Hello, would appreciate any thoughts on my 15 gallon tank that I have been cycling for 2 1/2 weeks. I started with one fish, a Neon Jewel Cichlid. After about 7 days i added a small Cory Cat, which have been the only two fish in the tank for the past week and a half. I never did any water tests on this tank for the 2 1/2 weeks until tonight.

These were my reading:

Ammonia 0.25
Nitrites 0.00
Nitrates 5.0

I have been performing light feedings throughout the duration of this 2 1/2 week period. The first week when only the Jewel was in there I only fed him pellets, and after I added the cat I started feeding some flakes very lightly.

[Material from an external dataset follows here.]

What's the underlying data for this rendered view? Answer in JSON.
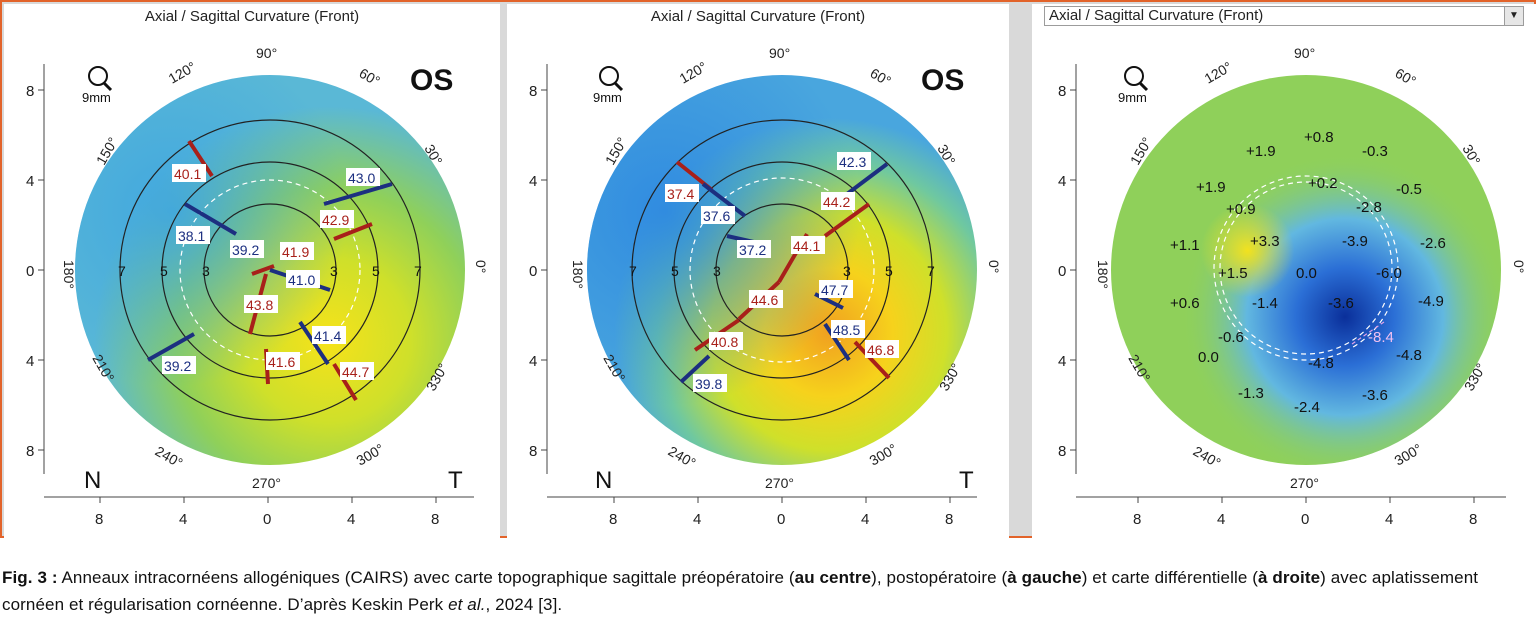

I believe the nitrates are supposed to be a little higher, but with the ammonia being so low, and the nitrites being non-existent... does this mean my tank has cycled or is just about cycled?


----------



## NeonShark666 (Dec 13, 2010)

Having ammonia and no nitrites means you tank is still in the first phase of cycling (3-4 weeks to go). Adding your cory during cycling messed up your cycling process and delayed it. Catfish and chiclids aren't very good cycling fishes, they are sensative to ammonia and nitrites. To help in the cycling process I recommend good aeriation, filtration and some live plants.


----------



## jrman83 (Jul 9, 2010)

How does adding another fish stall the cycle? That fish still produces waste.

Anyway, surprised you even have nitrates at this point. Maybe you have some in your tap? Just watch your ammonia. I think it is that low at this point because you have a small number of fish in there (not recommending more). Try and keep ammonia and nitrites at 1 or below. If it gets above, do a water change.


----------



## snail (Aug 6, 2010)

Another fish won't delay the cycling, water changes which are needed when cycling with fish might delay it a bit, I think fishless cycles are faster because of this.

It does seem like your cycle is still in the beginning.


----------